The bond involving where people live, depending on how far away they are from towns and cities (urban vs rural areas), and excess weight has been examined in several reports under different situations. Researchers in West Bengal looked at food intake, physical activities, and body measurements between overweight rural and city-dwelling male adults, finding significant gaps in calories eaten and eating patterns, which were worse for those in urban places (50). Experts found inequality in rates of abdominal fat build-up existed between urban and rural areas within Malawi, with frequency consistently higher among people residing in city environments over separate survey times, as documented in source thirty-seven (51). A study in Nigeria investigated the co-occurrence of maternal overweight and obesity with child malnutrition in rural and urban groups, showing a more significant part of overweight and obesity among mothers in city areas (52). These gaps may originate from diverse eating routines, distinct levels of movement, and differences in socioeconomic backgrounds among various demographics.

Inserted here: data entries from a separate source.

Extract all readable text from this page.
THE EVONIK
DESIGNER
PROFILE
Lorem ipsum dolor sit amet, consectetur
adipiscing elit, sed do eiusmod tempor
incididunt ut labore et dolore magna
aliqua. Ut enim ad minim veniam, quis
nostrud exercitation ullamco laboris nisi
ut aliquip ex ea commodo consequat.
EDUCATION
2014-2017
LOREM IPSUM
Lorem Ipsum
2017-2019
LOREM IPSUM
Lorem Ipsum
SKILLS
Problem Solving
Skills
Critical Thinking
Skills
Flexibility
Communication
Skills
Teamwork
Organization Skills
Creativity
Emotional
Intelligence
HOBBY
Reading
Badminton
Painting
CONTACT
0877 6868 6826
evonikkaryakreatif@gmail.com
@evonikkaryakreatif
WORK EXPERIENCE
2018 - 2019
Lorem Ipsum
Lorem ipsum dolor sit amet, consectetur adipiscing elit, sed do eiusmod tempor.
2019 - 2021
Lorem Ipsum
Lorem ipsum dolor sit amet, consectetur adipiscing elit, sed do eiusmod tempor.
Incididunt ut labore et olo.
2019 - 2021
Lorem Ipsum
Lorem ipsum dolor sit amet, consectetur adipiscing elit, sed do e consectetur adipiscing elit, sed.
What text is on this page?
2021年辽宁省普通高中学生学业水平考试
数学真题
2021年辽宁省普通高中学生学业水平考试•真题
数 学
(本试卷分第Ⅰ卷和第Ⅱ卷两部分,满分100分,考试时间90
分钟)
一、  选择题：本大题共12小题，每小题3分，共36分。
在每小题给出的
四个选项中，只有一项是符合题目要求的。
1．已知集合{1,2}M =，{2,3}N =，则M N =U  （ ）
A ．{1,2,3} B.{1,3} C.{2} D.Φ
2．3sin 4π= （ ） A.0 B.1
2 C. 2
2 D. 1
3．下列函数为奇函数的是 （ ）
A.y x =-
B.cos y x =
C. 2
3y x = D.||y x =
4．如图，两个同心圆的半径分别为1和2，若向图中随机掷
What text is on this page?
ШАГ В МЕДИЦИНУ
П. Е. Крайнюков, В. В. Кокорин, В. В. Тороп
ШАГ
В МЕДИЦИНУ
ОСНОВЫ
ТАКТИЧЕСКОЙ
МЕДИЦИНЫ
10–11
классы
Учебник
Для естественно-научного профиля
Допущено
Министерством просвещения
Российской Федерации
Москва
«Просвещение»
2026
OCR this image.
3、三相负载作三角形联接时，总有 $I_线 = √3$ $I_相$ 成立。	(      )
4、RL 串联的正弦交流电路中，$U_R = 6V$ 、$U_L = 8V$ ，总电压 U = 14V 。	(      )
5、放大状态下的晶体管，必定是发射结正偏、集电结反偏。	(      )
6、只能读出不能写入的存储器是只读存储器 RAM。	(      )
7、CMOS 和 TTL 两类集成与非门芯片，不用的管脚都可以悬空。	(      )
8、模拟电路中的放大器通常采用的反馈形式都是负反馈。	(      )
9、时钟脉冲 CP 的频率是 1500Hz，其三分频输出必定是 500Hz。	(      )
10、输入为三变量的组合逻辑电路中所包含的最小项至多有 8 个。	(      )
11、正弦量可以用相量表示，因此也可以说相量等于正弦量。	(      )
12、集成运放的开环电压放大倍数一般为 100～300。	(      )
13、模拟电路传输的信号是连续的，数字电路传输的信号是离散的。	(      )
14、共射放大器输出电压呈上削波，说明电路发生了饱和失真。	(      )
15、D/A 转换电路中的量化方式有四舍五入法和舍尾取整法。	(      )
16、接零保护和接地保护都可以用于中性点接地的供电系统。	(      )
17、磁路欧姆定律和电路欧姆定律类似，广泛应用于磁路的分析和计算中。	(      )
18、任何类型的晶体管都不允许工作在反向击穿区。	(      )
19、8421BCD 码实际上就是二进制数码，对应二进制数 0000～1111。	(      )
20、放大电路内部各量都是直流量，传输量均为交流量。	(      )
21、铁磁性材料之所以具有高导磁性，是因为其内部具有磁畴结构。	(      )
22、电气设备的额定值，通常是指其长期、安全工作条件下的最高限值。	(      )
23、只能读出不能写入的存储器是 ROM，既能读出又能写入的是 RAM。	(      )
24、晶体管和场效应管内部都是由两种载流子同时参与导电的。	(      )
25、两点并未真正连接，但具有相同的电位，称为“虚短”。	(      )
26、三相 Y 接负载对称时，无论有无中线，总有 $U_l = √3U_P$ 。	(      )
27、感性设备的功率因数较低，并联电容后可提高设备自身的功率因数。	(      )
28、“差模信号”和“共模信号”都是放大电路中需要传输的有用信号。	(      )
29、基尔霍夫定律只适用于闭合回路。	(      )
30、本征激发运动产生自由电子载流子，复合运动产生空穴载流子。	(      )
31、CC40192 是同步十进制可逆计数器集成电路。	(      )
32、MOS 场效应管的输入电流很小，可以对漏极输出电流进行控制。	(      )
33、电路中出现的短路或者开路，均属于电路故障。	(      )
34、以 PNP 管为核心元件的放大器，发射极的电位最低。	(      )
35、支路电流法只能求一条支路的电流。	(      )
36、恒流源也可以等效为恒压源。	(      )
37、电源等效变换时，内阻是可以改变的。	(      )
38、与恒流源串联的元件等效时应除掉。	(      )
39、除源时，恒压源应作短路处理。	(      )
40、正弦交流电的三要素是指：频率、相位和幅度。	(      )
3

The bond between socioeconomic status and obesity in this examination uncovers an intricate layout in which all wage tiers display a similar peril of putting on pounds. This can be illuminated by the reality that, no matter the financial place, there are dietary things that contribute to putting on weight. In reduced socioeconomic levels, restricted access to fresh and nutritious eats may lead to greater dependence on refined and prepared foods filled with sodium, refined carbohydrates, and soaked fats, as found in a survey on food areas in disadvantaged neighborhoods (53). The Healthy Living Project in Atlanta, Georgia, highlighted how a lack of food in homes can lead to food areas in city parts with confined access to fresh and reasonably priced food (54). On the other hand, even though they have access to a broader assortment of foods, higher socioeconomic levels may also opt for unhealthy selections that appeal to taste and convenience (55,56). Thus, both prepared foods consumed in low-income groups and unhealthy choices in high-income groups may similarly add to the risk of being overweight, mirroring the intricacy of this connection.
Limitations of the Study
This study faces several limitations that must be considered when interpreting the results. The nature of the study's design might limit the ability to establish causal relationships, and the sample selection might affect the generalization of the findings. Differences in definitions and cut-off points for obesity and the possible lack of control for all confounding variables might have introduced variability and biases. These limitations underscore the need to interpret the results cautiously and suggest areas for improvement in future research.